We've known for a while that sheep, with their social nature and big brains, can recognise faces of other sheep and human handlers. Now a study has shown they can also learn to identify unfamiliar humans they've never met - after only seeing their photos.

This wasn't just done so scientists could hang out with cute sheep - the results of this study are part of a larger body of work aimed at understanding how sheep learn, to give researchers clues on what goes wrong in the brain when diseases such as Huntington's disrupt normal processing. 

Using photos of well-known figures like Barack Obama and Emma Watson, sheep were trained to recognise people from images, even when they were shown from different angles. The sheep could essentially match a 2D image to a 3D person and spot changes in perspective.

"Anyone who has spent time working with sheep will know that they are intelligent, individual animals who are able to recognise their handlers," says senior researcher Jenny Morton from the University of Cambridge.

"We've shown with our study that sheep have advanced face-recognition abilities, comparable with those of humans and monkeys."

For the study, eight Welsh Mountain sheep were trained to recognise the faces of Barack Obama, Emma Watson, Jake Gyllenhaal, and Fiona Bruce, with food used to reward the animals for picking the photo each time, rather than a blank space or inanimate object.

In the next stage, the same celebrity photos were put up against photos of other faces, and the sheep chose the pre-learned face 8 times out of 10.

When the same celebrity photos were shown at an angle, the sheep still did well, with performance only dropping about 15 percent – that's about the same drop that would be expected in humans too. (You can see the training process in the video below.)

In some test runs, one of the photos shown was of one of the sheep handlers, and here the animals went to the familiar face 7 times out of 10, without any prior training, though they often did a double-take first.

"We know that sheep can recognise their handlers, but I was still impressed they could do this," Morton told Ian Sample at The Guardian. "Face recognition is a sophisticated process, but they've got big brains, they see other sheep, and they use this processing to recognise one another."

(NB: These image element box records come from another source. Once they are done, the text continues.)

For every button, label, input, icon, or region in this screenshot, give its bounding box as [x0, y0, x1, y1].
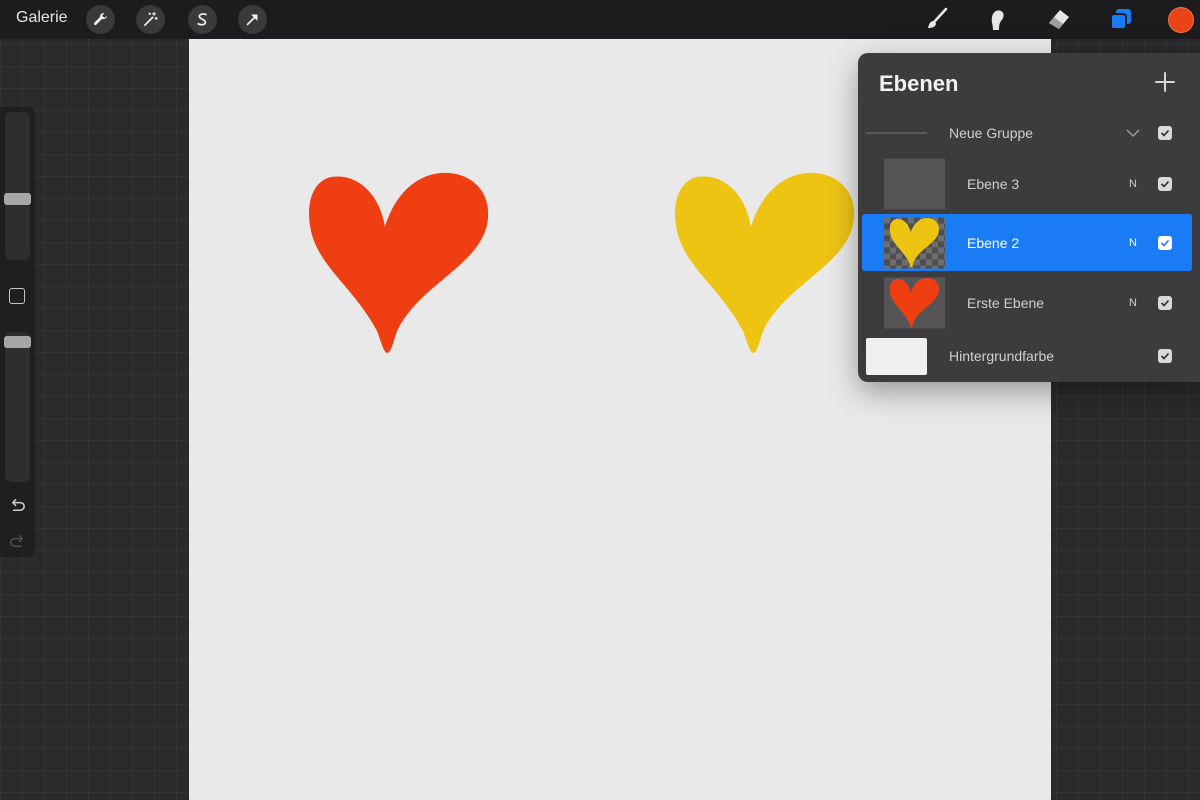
layer-name: Ebene 2	[967, 234, 1020, 251]
group-indicator-line	[866, 132, 927, 134]
redo-icon[interactable]	[8, 531, 27, 550]
layer-row-erste-ebene[interactable]: Erste Ebene N	[858, 275, 1200, 330]
layers-icon	[1110, 9, 1131, 30]
plus-icon[interactable]	[1153, 70, 1177, 94]
brush-size-slider-thumb[interactable]	[4, 193, 31, 205]
layers-panel-title: Ebenen	[879, 71, 959, 96]
background-color-swatch[interactable]	[866, 338, 927, 375]
chevron-down-icon[interactable]	[1126, 127, 1140, 139]
layer-thumbnail	[884, 217, 945, 268]
adjustments-magic-wand-icon[interactable]	[136, 5, 165, 34]
layer-visibility-checkbox[interactable]	[1158, 176, 1172, 191]
opacity-slider[interactable]	[4, 332, 31, 482]
layer-row-ebene-2[interactable]: Ebene 2 N	[862, 214, 1192, 271]
heart-red	[309, 172, 489, 353]
wrench-icon	[93, 13, 107, 26]
layer-row-ebene-3[interactable]: Ebene 3 N	[858, 156, 1200, 211]
eraser-tool-button[interactable]	[1044, 4, 1074, 34]
gallery-button[interactable]: Galerie	[16, 9, 68, 27]
layer-name: Erste Ebene	[967, 294, 1045, 311]
layer-name: Ebene 3	[967, 175, 1020, 192]
opacity-slider-thumb[interactable]	[4, 336, 31, 348]
heart-yellow-thumbnail	[889, 217, 939, 267]
modify-square-icon[interactable]	[9, 288, 25, 304]
undo-icon[interactable]	[8, 495, 27, 514]
brush-icon	[928, 7, 948, 28]
selection-icon	[197, 13, 207, 26]
layer-thumbnail	[884, 158, 945, 209]
background-color-row[interactable]: Hintergrundfarbe	[858, 336, 1200, 376]
left-sidebar	[0, 107, 35, 557]
blend-mode-label[interactable]: N	[1129, 297, 1137, 309]
layer-visibility-checkbox[interactable]	[1158, 295, 1172, 310]
checkmark-icon	[1160, 352, 1170, 360]
checkmark-icon	[1160, 180, 1170, 188]
actions-wrench-icon[interactable]	[86, 5, 115, 34]
background-layer-name: Hintergrundfarbe	[949, 348, 1055, 364]
smudge-icon	[991, 10, 1004, 30]
group-visibility-checkbox[interactable]	[1158, 126, 1172, 140]
magic-wand-icon	[143, 11, 158, 27]
background-visibility-checkbox[interactable]	[1158, 349, 1172, 363]
checkmark-icon	[1160, 129, 1170, 137]
layer-group-row[interactable]: Neue Gruppe	[858, 118, 1200, 148]
brush-tool-button[interactable]	[922, 4, 952, 34]
layer-thumbnail	[884, 277, 945, 328]
group-name: Neue Gruppe	[949, 125, 1034, 141]
color-picker-button[interactable]	[1168, 7, 1194, 33]
blend-mode-label[interactable]: N	[1129, 178, 1137, 190]
layers-tool-button[interactable]	[1106, 4, 1136, 34]
layers-panel: Ebenen Neue Gruppe Ebene 3 N Ebene 2 N E…	[858, 53, 1200, 382]
transform-tool-button[interactable]	[238, 5, 267, 34]
layer-visibility-checkbox[interactable]	[1158, 235, 1172, 250]
checkmark-icon	[1160, 299, 1170, 307]
transform-arrow-icon	[246, 14, 258, 26]
eraser-icon	[1049, 10, 1069, 29]
smudge-tool-button[interactable]	[982, 4, 1012, 34]
top-toolbar: Galerie	[0, 0, 1200, 39]
selection-tool-button[interactable]	[188, 5, 217, 34]
heart-red-thumbnail	[889, 277, 939, 327]
brush-size-slider[interactable]	[4, 112, 31, 260]
blend-mode-label[interactable]: N	[1129, 237, 1137, 249]
heart-yellow	[675, 172, 855, 353]
checkmark-icon	[1160, 239, 1170, 247]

As face recognition involves several different parts of the brain, monitoring how this face-spotting talent weakens or stays the same could give us new ways of spotting the earliest signs of brain disease.

The research team has actually been studying sheep as an animal model for the neurodegenerative Huntington's disease - the scientists have a group of sheep genetically modified to have the mutation that causes it.

According to the team, with their large brains and long lives, sheep are a good model for studying some human brain problems - and part of the research process is to understand the cognitive abilities of sheep in general.

"Our study gives us another way to monitor how these abilities change, particularly in sheep who carry the gene mutation that causes Huntington's disease," says Morton.

In the case of Huntington's, for which there's no known cure, those with the disease have trouble recognising facial emotion and also experience problems with motor coordination, managing moods, and recalling memories.

"We're hoping that with treatments that improve Huntington's pathology we'll see the reversal of some of the cognitive changes," Morton told The Guardian. "We want to understand how the disease starts so we can start thinking about preventing it."

The research has been published in Royal Society Open Science.